There comes a time when your children just don’t want to wear the cute little holiday outfit that you planned for them to wear. You want to color coordinate but your children are taking NO part on that. Is it worth it to make your children comply or are there some other alternatives? Here’s what I think.
A couple of years ago, my son decided for the first time that he just didn’t want to wear the outfit that I picked out for him. I was completely heartbroken. The outfit was so cute and it matched what his dad, sister, and I were wearing that day and I really wanted him to wear it. Well, we came to a compromise and the day was saved - but I knew that the issue would arise again. So, the following year I made some adjustments around dressing for Christmas and the wardrobe factor went off without a hitch. So, now I’m going to share with you some of the things that you might want to do when your kid decides that he or she doesn’t want to wear that Christmas outfit.
Give them choices
When your child gets to choose, the process is so much easier. In fact, if you can agree ahead of time what to wear then most times, there won’t be a problem on Christmas day. After all, the kids feel a sense of importance because they got to choose the outfit and will proudly display the chosen outfit. If a child isn’t old enough yet to have that responsibility then you could choose a few outfits and then let your child choose from those options. They’ll still get that feeling of importance and a sense of control which will make this process so much easier.
Mix and match
If your kid really just doesn’t want to wear the outfit, even if he helped pick it out, try using a little flexibility. Perhaps you could agree to keep some of the outfit and change another part. For example, if your daughter really wants to wear a skirt and you had pants out for her, then maybe she could wear the skirt and a different pair of shoes but keep the rest of the outfit.
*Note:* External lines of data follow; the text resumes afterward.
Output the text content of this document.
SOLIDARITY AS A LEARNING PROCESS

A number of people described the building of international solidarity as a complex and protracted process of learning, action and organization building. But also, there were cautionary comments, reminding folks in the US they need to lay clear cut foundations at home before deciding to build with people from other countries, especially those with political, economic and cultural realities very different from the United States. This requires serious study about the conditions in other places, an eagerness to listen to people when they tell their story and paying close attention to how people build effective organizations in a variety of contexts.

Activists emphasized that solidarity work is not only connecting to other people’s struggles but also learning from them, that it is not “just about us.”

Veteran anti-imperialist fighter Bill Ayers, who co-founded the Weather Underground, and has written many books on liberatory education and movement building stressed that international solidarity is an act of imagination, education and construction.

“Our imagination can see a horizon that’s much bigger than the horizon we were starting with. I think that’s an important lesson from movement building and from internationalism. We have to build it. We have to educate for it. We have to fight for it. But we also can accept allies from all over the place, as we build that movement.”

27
Similarly, if your son doesn’t want to wear the button down shirt and tie, maybe he could wear a different shirt but still wear the bottoms. Flexibility goes a long way.
Be flexible and negotiate
Another flexible option that might work well for both of you is to go into negotiation. If you want the family to be color coordinated for family photos, then maybe the kids only have to wear the outfit for an hour so that you can get in some photos and then they have the option of changing. You could also negotiate place. Maybe the kids could wear the outfit to the formal family dinner at your parents’ house and then they get to change when you’re headed over to your in-laws who may be having a less formal get-together. There are a lot of ways to compromise so figure out what works best for your family.
Pick your battles
Decide whether it’s worth it to make your children wear the outfit that you’ve selected. I believe that it’s important to give my children age appropriate choices and allowing them to choose their Christmas outfit is worth it for their self-esteem. If you do decide that it’s important for your children to wear the outfit that you selected, then try to have some flexibility. Remember, it’s important to pick your battles.
As children get older they will sometimes decide that they want to wear something different than what you had in mind. But don’t let that spoil your day. These tips will help out.